体よくあしらわれる事もあるが…流石信玄公より軍略を学んだ言はある。
三成配下にしておくには、惜しい逸材じゃ。」
「…また…これは…えらく高く評価していただいてるんですねぇ。」
当然じゃ、と答える政宗が、左近を振り返る。
その瞳に中にはっきりと『好意』が見て取れて、左近としても悪い気はしない。
「政宗サン。
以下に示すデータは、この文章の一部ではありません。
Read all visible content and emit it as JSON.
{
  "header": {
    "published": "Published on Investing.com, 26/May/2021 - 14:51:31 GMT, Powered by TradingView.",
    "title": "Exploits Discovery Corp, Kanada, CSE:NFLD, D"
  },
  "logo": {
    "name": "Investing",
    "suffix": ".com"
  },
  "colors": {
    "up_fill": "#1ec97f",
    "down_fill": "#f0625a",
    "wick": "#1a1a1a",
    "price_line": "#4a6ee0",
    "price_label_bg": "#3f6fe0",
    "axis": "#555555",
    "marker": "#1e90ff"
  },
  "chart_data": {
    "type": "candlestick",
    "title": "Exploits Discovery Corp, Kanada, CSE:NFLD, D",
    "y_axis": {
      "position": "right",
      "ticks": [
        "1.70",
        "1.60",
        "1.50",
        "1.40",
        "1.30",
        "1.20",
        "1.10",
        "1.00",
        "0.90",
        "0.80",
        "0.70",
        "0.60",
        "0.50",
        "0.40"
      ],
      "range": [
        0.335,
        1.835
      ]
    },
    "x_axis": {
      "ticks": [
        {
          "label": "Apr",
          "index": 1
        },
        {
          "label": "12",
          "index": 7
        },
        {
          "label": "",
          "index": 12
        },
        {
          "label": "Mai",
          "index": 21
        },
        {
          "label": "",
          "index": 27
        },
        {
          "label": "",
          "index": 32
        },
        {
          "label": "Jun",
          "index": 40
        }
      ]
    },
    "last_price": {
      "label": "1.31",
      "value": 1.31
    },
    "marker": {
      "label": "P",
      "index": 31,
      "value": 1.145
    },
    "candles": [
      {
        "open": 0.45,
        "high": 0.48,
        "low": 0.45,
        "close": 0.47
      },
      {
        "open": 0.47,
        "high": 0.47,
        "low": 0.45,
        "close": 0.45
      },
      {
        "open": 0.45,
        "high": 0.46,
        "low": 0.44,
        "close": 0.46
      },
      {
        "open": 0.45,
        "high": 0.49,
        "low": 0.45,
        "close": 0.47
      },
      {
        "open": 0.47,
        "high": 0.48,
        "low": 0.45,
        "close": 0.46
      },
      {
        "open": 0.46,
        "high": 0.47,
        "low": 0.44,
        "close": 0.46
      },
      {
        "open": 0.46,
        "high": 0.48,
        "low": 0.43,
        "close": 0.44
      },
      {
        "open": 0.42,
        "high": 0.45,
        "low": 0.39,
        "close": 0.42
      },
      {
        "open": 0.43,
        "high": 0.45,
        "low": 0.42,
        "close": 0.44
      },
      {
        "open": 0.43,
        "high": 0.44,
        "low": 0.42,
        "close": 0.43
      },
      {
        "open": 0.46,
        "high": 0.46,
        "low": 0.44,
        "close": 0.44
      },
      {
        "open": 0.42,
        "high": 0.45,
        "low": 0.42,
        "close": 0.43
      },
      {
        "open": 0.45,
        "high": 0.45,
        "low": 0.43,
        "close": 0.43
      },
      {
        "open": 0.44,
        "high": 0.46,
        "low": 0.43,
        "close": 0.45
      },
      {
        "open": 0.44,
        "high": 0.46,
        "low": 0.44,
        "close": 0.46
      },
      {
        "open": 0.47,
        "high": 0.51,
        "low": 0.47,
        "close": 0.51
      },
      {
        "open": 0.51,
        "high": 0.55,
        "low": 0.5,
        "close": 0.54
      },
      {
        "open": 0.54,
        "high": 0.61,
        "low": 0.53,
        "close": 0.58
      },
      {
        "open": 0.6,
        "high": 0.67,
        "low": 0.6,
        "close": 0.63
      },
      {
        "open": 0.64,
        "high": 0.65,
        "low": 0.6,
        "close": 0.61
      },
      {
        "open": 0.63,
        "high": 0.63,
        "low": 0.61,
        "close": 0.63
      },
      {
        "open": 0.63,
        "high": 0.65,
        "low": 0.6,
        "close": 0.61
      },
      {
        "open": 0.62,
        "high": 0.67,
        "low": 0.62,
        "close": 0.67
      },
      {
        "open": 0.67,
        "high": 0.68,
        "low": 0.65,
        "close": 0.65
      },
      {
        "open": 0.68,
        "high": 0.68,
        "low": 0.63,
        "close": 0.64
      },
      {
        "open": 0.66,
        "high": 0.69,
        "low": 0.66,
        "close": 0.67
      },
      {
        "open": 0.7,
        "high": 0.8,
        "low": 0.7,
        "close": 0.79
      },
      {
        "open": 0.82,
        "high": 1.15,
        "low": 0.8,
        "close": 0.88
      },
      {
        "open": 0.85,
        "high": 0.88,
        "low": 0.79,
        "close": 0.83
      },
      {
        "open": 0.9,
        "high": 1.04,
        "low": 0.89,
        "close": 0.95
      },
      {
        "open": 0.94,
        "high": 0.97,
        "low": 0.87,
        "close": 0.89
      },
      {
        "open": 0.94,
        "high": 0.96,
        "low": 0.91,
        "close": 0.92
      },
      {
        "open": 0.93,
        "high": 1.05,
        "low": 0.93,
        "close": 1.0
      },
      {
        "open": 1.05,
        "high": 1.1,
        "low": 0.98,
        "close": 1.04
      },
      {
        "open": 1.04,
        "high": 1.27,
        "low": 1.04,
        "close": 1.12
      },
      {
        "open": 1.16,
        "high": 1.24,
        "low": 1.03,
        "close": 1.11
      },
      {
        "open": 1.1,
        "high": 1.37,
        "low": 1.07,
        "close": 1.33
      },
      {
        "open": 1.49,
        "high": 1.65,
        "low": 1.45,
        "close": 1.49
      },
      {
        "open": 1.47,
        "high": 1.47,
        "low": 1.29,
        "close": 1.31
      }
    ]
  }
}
本当に、それだけですか?」
「ん?」
「信玄公直伝の軍略がないと、左近には寄って来ないですか?」
余裕の感じられる笑みを浮かべて問う左近に、政宗は小首を傾げた。
この時はまだ、左近が暗に含んでいる意味に気付くことが出来ない。
「……それは…違うな。
切欠は信玄公の軍略にわしも触れてみたい、と思ったのが最初じゃが…
今は軍略よりも、左近に興味がある。」
「へぇ…」
それはそれは、と続け、左近は満足そうに笑む。
そして間近にある政宗の頭をくしゃっと撫でた。
「願わくば、それが恋心であって欲しいと思うのは、
左近の欲張りですかねぇ…」
「…左近?」
ふっと漏れた言葉は政宗には届かなかったようだ。
けれど、自身も思わぬところから出た本音に、左近自身が苦笑するのだった。
(ま、周囲には威張り散らして威勢良く振舞っているものの、
こうして二人きりの時の柔らかい雰囲気を好きだと思ってしまってるんだから…
これは、左近の負けでしょうなぁ。)
外見はとげとげしく見えるものの、
ひとたび口に入れると甘く崩れる金平糖のようだ。
そこまで考えて、左近は思い立った。
「政宗サン!そろそろ戻りましょうか。お茶を入れましょう。」
金平糖がありますよ、と続けて言われ、政宗はぎっと左近を睨みつける。
「言っておくが左近!わしを子供扱いするなよっ!」
「あー…すみません。」
笑いながら答え、堀から出るため、左近は構わず政宗を抱き上げた。